Légalement, le tribunal administratif doit de fait proposer une solution d’hébergement à la personne sous 48h. En revanche, cette procédure ne prévoit aucune obligation par rapport à l’accompagnement social de la victime. Celle-ci peut être placée en hôtel social ou dans une structure ne lui offrant que très peu d’intimité (pas de cuisine, toilettes et douches collectifs…). Ce qui est souvent très difficile à vivre pour d’anciennes victimes de traite dont le vécu a été particulièrement traumatisant à ce niveau.
L’approche de la trêve hivernale
Aujourd’hui, la situation reste très compliquée. Les circuits d’hébergement classiques n’ont pas repris normalement.
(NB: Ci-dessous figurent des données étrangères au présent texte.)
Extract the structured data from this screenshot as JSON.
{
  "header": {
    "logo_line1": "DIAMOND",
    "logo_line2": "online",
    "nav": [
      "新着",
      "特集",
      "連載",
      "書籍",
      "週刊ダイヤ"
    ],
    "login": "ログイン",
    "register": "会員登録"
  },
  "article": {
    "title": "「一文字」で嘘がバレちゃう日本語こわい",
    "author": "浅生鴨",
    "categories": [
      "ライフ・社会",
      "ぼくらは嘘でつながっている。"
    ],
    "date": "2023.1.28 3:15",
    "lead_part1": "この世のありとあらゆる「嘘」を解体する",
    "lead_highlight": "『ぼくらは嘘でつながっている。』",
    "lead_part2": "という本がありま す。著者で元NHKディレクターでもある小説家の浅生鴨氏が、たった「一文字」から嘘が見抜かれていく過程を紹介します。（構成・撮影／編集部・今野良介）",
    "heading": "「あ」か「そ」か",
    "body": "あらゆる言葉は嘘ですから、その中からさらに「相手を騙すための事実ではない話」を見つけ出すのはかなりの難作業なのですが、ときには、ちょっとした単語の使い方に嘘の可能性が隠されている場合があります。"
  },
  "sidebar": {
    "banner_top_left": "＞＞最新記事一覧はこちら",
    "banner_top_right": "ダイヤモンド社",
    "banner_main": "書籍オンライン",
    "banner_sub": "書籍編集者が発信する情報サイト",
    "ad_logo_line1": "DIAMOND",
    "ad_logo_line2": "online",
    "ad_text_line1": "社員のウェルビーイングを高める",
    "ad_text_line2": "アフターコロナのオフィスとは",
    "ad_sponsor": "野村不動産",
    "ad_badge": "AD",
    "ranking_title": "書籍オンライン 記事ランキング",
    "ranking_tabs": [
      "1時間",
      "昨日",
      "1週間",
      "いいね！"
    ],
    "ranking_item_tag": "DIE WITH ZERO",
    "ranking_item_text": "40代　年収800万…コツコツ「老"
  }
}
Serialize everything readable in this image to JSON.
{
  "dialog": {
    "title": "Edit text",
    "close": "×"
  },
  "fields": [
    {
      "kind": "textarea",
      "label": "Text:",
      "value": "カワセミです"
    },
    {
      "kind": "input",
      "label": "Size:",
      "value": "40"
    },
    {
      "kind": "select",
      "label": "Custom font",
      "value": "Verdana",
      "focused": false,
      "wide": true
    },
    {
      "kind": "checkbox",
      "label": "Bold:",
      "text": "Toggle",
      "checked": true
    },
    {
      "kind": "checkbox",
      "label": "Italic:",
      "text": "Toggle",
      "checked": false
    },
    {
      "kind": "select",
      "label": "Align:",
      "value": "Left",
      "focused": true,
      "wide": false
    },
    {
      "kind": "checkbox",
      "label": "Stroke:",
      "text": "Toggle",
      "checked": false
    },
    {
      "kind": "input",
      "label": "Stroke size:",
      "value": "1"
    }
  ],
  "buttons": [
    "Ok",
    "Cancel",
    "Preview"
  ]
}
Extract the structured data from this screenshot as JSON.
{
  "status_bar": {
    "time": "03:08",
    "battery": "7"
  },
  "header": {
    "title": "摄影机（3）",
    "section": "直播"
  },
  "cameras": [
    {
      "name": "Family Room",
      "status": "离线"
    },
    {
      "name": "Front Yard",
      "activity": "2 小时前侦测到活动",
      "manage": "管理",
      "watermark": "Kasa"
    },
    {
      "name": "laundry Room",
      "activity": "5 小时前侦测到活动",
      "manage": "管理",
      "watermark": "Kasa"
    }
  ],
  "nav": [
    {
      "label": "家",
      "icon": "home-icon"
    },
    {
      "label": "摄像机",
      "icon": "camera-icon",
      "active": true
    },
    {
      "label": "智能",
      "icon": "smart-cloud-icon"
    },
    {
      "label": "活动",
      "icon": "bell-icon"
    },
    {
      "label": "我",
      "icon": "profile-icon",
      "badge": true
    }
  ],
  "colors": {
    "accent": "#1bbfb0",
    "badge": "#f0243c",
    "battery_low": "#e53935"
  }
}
La trêve hivernale doit se terminer le 10 juillet, et certaines victimes vont perdre leur hébergement.
Ce sont des situations extrêmement violentes pour elles, vécues comme une nouvelle exclusion.
Le fait de se retrouver une nouvelle fois dans une situation de vulnérabilité très instable est à la fois douloureux et angoissant. L’absence de protection leur donne également le sentiment qu’elles ne sont pas reconnues en tant que victimes d’exploitation.